On January 1, 2010, free trade agreements between ASEAN and China, ASEAN and India, and ASEAN and Australia/New Zealand went into effect.
The Telegraph reports that the ASEAN-China free trade area scraps duties on 90% of goods traded across China, Brunei, Indonesia, Singapore, Malaysia, Thailand, and the Philippines. The remaining ASEAN countries (Cambodia, Laos, Myanmar and Vietnam), which are less developed, will see barriers fall in 2015.
Eight years in the making, the ASEAN-China FTA creates the world's largest free trade area by population, and will "rival" the EU and NAFTA in terms of value (AFP: ASEAN-China open free trade area).
Increased trade liberalization create winners and losers on both sides.

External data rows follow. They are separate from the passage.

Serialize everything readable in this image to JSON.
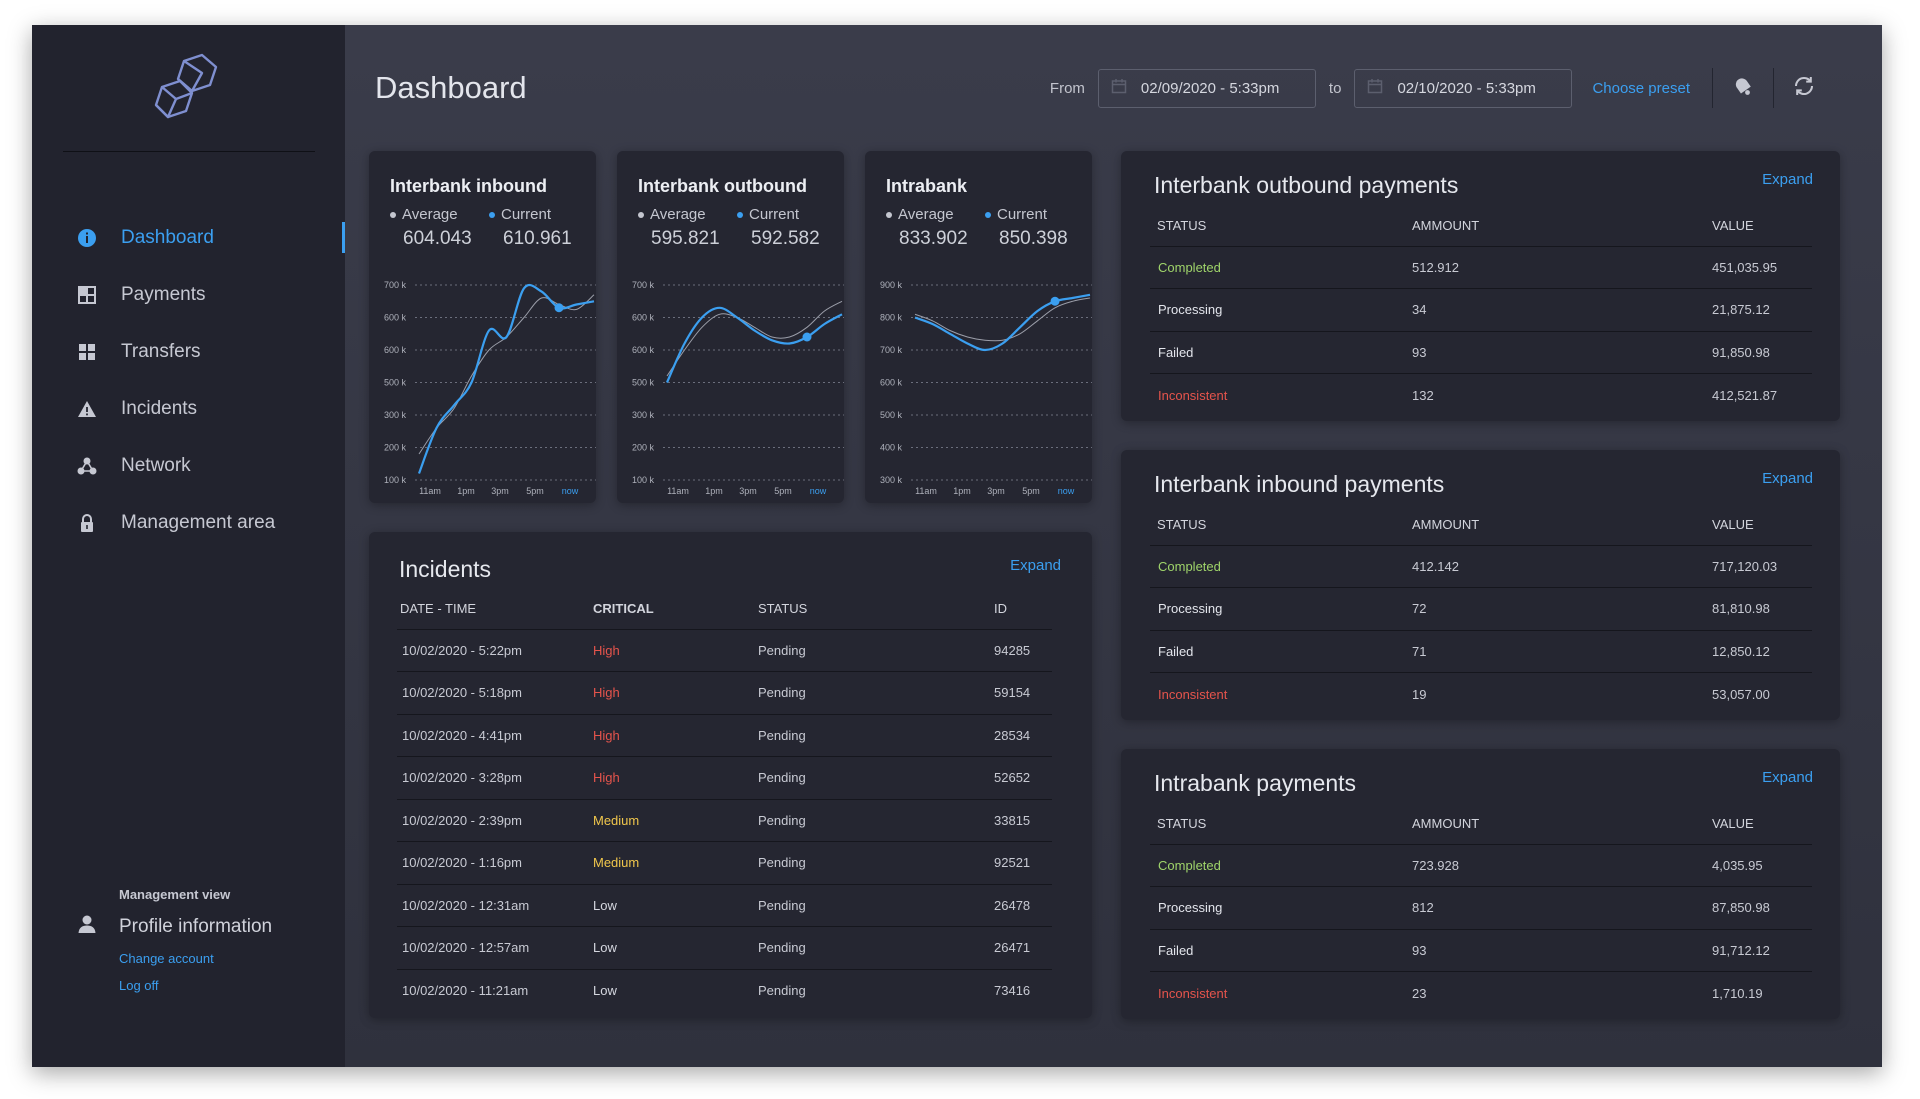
{
  "sidebar": {
    "items": [
      {
        "label": "Dashboard",
        "icon": "info-icon",
        "active": true
      },
      {
        "label": "Payments",
        "icon": "payments-icon",
        "active": false
      },
      {
        "label": "Transfers",
        "icon": "grid-icon",
        "active": false
      },
      {
        "label": "Incidents",
        "icon": "warning-icon",
        "active": false
      },
      {
        "label": "Network",
        "icon": "network-icon",
        "active": false
      },
      {
        "label": "Management area",
        "icon": "lock-icon",
        "active": false
      }
    ],
    "profile": {
      "caption": "Management view",
      "name": "Profile information",
      "change_account": "Change account",
      "log_off": "Log off"
    }
  },
  "header": {
    "title": "Dashboard",
    "from_label": "From",
    "from_value": "02/09/2020 - 5:33pm",
    "to_label": "to",
    "to_value": "02/10/2020 - 5:33pm",
    "preset": "Choose preset"
  },
  "colors": {
    "accent": "#3b9ff0",
    "completed": "#9fd46a",
    "inconsistent": "#e5544c",
    "high": "#e5544c",
    "medium": "#f0c64c",
    "sidebar": "#22232e",
    "card": "#252631"
  },
  "mini_cards": [
    {
      "title": "Interbank inbound",
      "average_label": "Average",
      "average": "604.043",
      "current_label": "Current",
      "current": "610.961"
    },
    {
      "title": "Interbank outbound",
      "average_label": "Average",
      "average": "595.821",
      "current_label": "Current",
      "current": "592.582"
    },
    {
      "title": "Intrabank",
      "average_label": "Average",
      "average": "833.902",
      "current_label": "Current",
      "current": "850.398"
    }
  ],
  "chart_data": [
    {
      "type": "line",
      "title": "Interbank inbound",
      "yticks": [
        "700 k",
        "600 k",
        "600 k",
        "500 k",
        "300 k",
        "200 k",
        "100 k"
      ],
      "xticks": [
        "11am",
        "1pm",
        "3pm",
        "5pm",
        "now"
      ],
      "series": [
        {
          "name": "Current",
          "x": [
            0,
            1,
            2,
            3,
            4,
            5,
            6,
            7,
            8,
            9,
            10
          ],
          "values": [
            120,
            260,
            330,
            400,
            560,
            540,
            690,
            680,
            630,
            640,
            650
          ]
        },
        {
          "name": "Average",
          "x": [
            0,
            1,
            2,
            3,
            4,
            5,
            6,
            7,
            8,
            9,
            10
          ],
          "values": [
            180,
            260,
            320,
            420,
            500,
            540,
            600,
            660,
            640,
            625,
            670
          ]
        }
      ],
      "grid": true
    },
    {
      "type": "line",
      "title": "Interbank outbound",
      "yticks": [
        "700 k",
        "600 k",
        "600 k",
        "500 k",
        "300 k",
        "200 k",
        "100 k"
      ],
      "xticks": [
        "11am",
        "1pm",
        "3pm",
        "5pm",
        "now"
      ],
      "series": [
        {
          "name": "Current",
          "x": [
            0,
            1,
            2,
            3,
            4,
            5,
            6,
            7,
            8,
            9,
            10
          ],
          "values": [
            400,
            520,
            600,
            630,
            600,
            560,
            530,
            520,
            540,
            580,
            610
          ]
        },
        {
          "name": "Average",
          "x": [
            0,
            1,
            2,
            3,
            4,
            5,
            6,
            7,
            8,
            9,
            10
          ],
          "values": [
            420,
            500,
            570,
            610,
            600,
            570,
            540,
            540,
            570,
            620,
            650
          ]
        }
      ],
      "grid": true
    },
    {
      "type": "line",
      "title": "Intrabank",
      "yticks": [
        "900 k",
        "800 k",
        "700 k",
        "600 k",
        "500 k",
        "400 k",
        "300 k"
      ],
      "xticks": [
        "11am",
        "1pm",
        "3pm",
        "5pm",
        "now"
      ],
      "series": [
        {
          "name": "Current",
          "x": [
            0,
            1,
            2,
            3,
            4,
            5,
            6,
            7,
            8,
            9,
            10
          ],
          "values": [
            800,
            780,
            750,
            720,
            700,
            720,
            770,
            820,
            850,
            860,
            870
          ]
        },
        {
          "name": "Average",
          "x": [
            0,
            1,
            2,
            3,
            4,
            5,
            6,
            7,
            8,
            9,
            10
          ],
          "values": [
            810,
            790,
            760,
            740,
            730,
            730,
            750,
            790,
            830,
            850,
            860
          ]
        }
      ],
      "grid": true
    }
  ],
  "incidents": {
    "title": "Incidents",
    "expand": "Expand",
    "columns": [
      "DATE - TIME",
      "CRITICAL",
      "STATUS",
      "ID"
    ],
    "rows": [
      [
        "10/02/2020 - 5:22pm",
        "High",
        "Pending",
        "94285"
      ],
      [
        "10/02/2020 - 5:18pm",
        "High",
        "Pending",
        "59154"
      ],
      [
        "10/02/2020 - 4:41pm",
        "High",
        "Pending",
        "28534"
      ],
      [
        "10/02/2020 - 3:28pm",
        "High",
        "Pending",
        "52652"
      ],
      [
        "10/02/2020 - 2:39pm",
        "Medium",
        "Pending",
        "33815"
      ],
      [
        "10/02/2020 - 1:16pm",
        "Medium",
        "Pending",
        "92521"
      ],
      [
        "10/02/2020 - 12:31am",
        "Low",
        "Pending",
        "26478"
      ],
      [
        "10/02/2020 - 12:57am",
        "Low",
        "Pending",
        "26471"
      ],
      [
        "10/02/2020 - 11:21am",
        "Low",
        "Pending",
        "73416"
      ]
    ]
  },
  "payment_panels": [
    {
      "title": "Interbank outbound payments",
      "expand": "Expand",
      "columns": [
        "STATUS",
        "AMMOUNT",
        "VALUE"
      ],
      "rows": [
        [
          "Completed",
          "512.912",
          "451,035.95"
        ],
        [
          "Processing",
          "34",
          "21,875.12"
        ],
        [
          "Failed",
          "93",
          "91,850.98"
        ],
        [
          "Inconsistent",
          "132",
          "412,521.87"
        ]
      ]
    },
    {
      "title": "Interbank inbound payments",
      "expand": "Expand",
      "columns": [
        "STATUS",
        "AMMOUNT",
        "VALUE"
      ],
      "rows": [
        [
          "Completed",
          "412.142",
          "717,120.03"
        ],
        [
          "Processing",
          "72",
          "81,810.98"
        ],
        [
          "Failed",
          "71",
          "12,850.12"
        ],
        [
          "Inconsistent",
          "19",
          "53,057.00"
        ]
      ]
    },
    {
      "title": "Intrabank payments",
      "expand": "Expand",
      "columns": [
        "STATUS",
        "AMMOUNT",
        "VALUE"
      ],
      "rows": [
        [
          "Completed",
          "723.928",
          "4,035.95"
        ],
        [
          "Processing",
          "812",
          "87,850.98"
        ],
        [
          "Failed",
          "93",
          "91,712.12"
        ],
        [
          "Inconsistent",
          "23",
          "1,710.19"
        ]
      ]
    }
  ]
}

The New York Times published an excellent report in December describing how low-cost Chinese producers can squeeze competition elsewhere in Asia. This FTA will increase the prevalence of such competition.
Meanwhile, with less fanfare, the ASEAN-India free trade agreement also went into effect on Jan 1 (Bernama: Not All Easy as India-ASEAN FTA Comes Into Effect). Its scope is smaller, covering only Malaysia, Thailand and Singapore. There is trepidation among Indian businesses in several sectors, such as the fishing industries, whoview the ASEAN competition as destructive.
The ASEAN-Australia-New Zealand FTA also went into effect on January 1, 2010, with a plan to eliminate tariffs on 96% of goods traded by 2020.
Perhaps following the footsteps of China, India, Australia and New Zealand, the EU announced earlier this week it would permit the European Commission to pursue free trade negotiations with individual ASEAN countries.